In a survey of 97,000 consumers who purchased products or services from over 400 companies around the world the researchers found that the vast majority of customers, notably 96%, who had high-effort experiences reported being disloyal. This compared to only 9% of customers with a low-effort experience.
They identified the key sources of effort as:
- The need to contact a company more than once.
- Being treated like a number. In other words generic service.
- Having to repeat information.
- Having to switch channels when trying to find information or resolve a problem.
- And the customer’s perception that it takes additional effort to resolve an issue.
By channel switching they are referring to situations where a customer initially attempts to resolve an issue through self-service, for example via the company website, only to have to also pick up the phone and call. Most customers who channel switch do so because they become confused or lose confidence.
On average nearly 58 per cent of a company’s inbound call volume comes from customers who first were on the company’s website but for some reason or other, still ended up calling the company’s contact centre.

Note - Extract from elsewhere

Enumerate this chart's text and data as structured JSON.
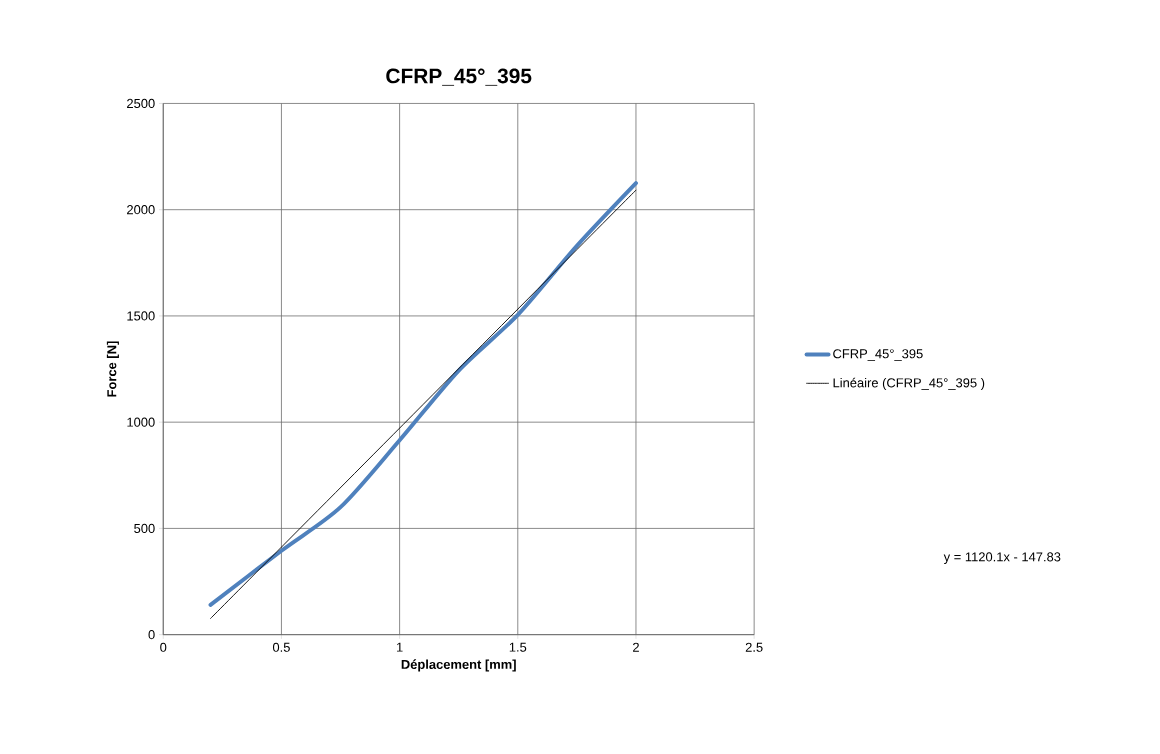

Over a third of customers who are on the phone with a company’s service reps at any one moment are also on the company’s website at the same time.
The researchers say that customers are best served by being directed to the lowest effort channel and options to resolve their issue, even if that channel would not have been their first choice.

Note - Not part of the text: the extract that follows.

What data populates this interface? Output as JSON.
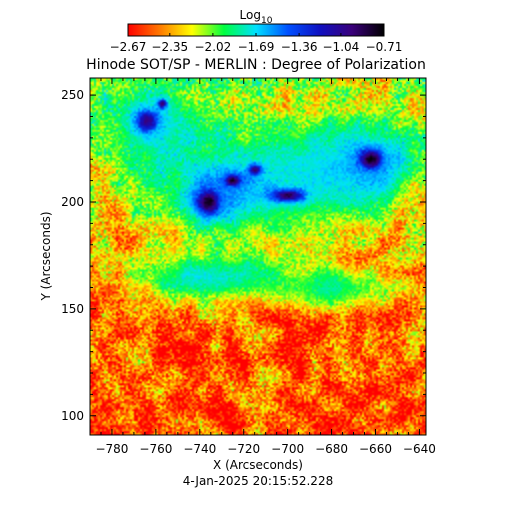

The vast majority of companies simply leave it up to the customer to choose their own adventure, believing that customers prefer more choice over a low effort experience.
According to their research, choice is not nearly as powerful as we might have expected. Instead, guiding customers to the pathway that will require the least amount of effort is much more likely to mitigate disloyalty and create a better experience.
Repeat contacts are, by an order of magnitude, the single biggest driver of customer effort. Having to call a company back because an issue wasn’t fully resolved is costing companies heaps.